Question

One end of string of length l is connected to a particle of mass ‘$m$’ and the other end is connected to a small peg on a smooth horizontal table. If the particle moves in circle with speed ‘$v$’, the net force on the particle (directed towards center) will be (T represents tension in the string)
(A) Zero
(B) \[T\]
(C) \[T + \dfrac{{m{v^2}}}{l}\]
(D) \[T - \dfrac{{m{v^2}}}{l}\]

Answer 1

Hint: Understand the concept of centripetal force and the normal force on a body. Apply the equations to the given scenario. It is given that the particle moves in a circular motion, and hence finds out the centripetal force to find tension.

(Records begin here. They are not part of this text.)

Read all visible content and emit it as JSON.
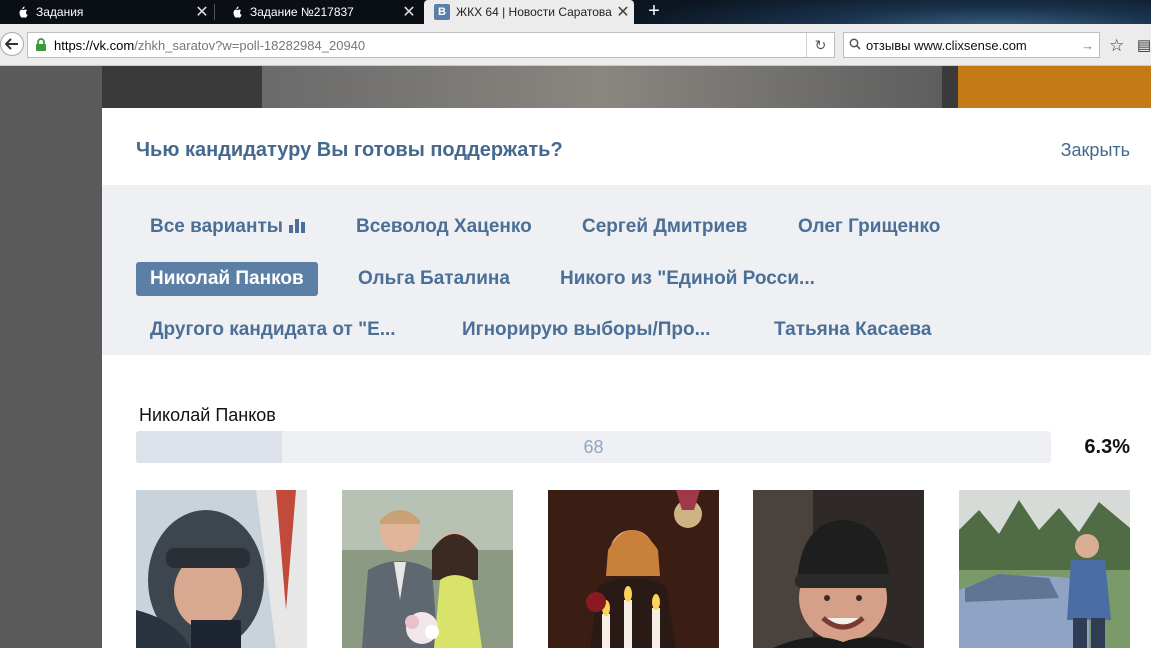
{
  "browser": {
    "tabs": [
      {
        "title": "Задания",
        "active": false
      },
      {
        "title": "Задание №217837",
        "active": false
      },
      {
        "title": "ЖКХ 64 | Новости Саратова",
        "favicon": "В",
        "active": true
      }
    ],
    "url": {
      "secure_host": "https://vk.com",
      "path": "/zhkh_saratov?w=poll-18282984_20940"
    },
    "search": {
      "value": "отзывы www.clixsense.com"
    },
    "colors": {
      "accent": "#45688e",
      "selected": "#5c7fa6"
    }
  },
  "poll": {
    "question": "Чью кандидатуру Вы готовы поддержать?",
    "close_label": "Закрыть",
    "options": [
      {
        "label": "Все варианты",
        "icon": "bar-chart-icon",
        "selected": false
      },
      {
        "label": "Всеволод Хаценко",
        "selected": false
      },
      {
        "label": "Сергей Дмитриев",
        "selected": false
      },
      {
        "label": "Олег Грищенко",
        "selected": false
      },
      {
        "label": "Николай Панков",
        "selected": true
      },
      {
        "label": "Ольга Баталина",
        "selected": false
      },
      {
        "label": "Никого из \"Единой Росси...",
        "selected": false
      },
      {
        "label": "Другого кандидата от \"Е...",
        "selected": false
      },
      {
        "label": "Игнорирую выборы/Про...",
        "selected": false
      },
      {
        "label": "Татьяна Касаева",
        "selected": false
      }
    ],
    "result": {
      "name": "Николай Панков",
      "count": "68",
      "percent": "6.3%",
      "fill_fraction": 0.16
    },
    "voters": [
      {
        "icon": "avatar-pilot"
      },
      {
        "icon": "avatar-couple"
      },
      {
        "icon": "avatar-woman-candles"
      },
      {
        "icon": "avatar-man-hat"
      },
      {
        "icon": "avatar-man-car"
      }
    ]
  }
}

Complete Step By Step Solution:
From the given statement, we can understand that an object m attached to string length L is placed on a smooth table. The diagram of the same is given below:

It is mentioned in the motion of objects to be circular. Hence the forces acting on the particle. One is the tension of the string. The normal reaction of the particle is given as \[N = m \times g\]
Now the Tension of the string is the centripetal force of the particle in circular motion, since tension acts at the central point of the motion.
This implies:
\[{F_c} = \dfrac{{m{v^2}}}{r}\]
\[{F_c} = \dfrac{{m{v^2}}}{l} = T\]
Therefore, the net force acting on the particle is the centripetal force Fc which is also equal to the tension acting on the string.

Hence, option (b) is the right answer for the given question.

Note:
Tension of a body is defined as the pulling force transmitted axially by either string or cable or chain. The tension always varies according to the length of the string. While considering a string or rope, the tension is felt across all ends of the string bidirectional except the end point where it is attached with. There will be tension on the end point from one side, when a mass is attached to one side.
Tension is the sum of pulling force \[m \times a\] and the force due to gravity \[m \times g\].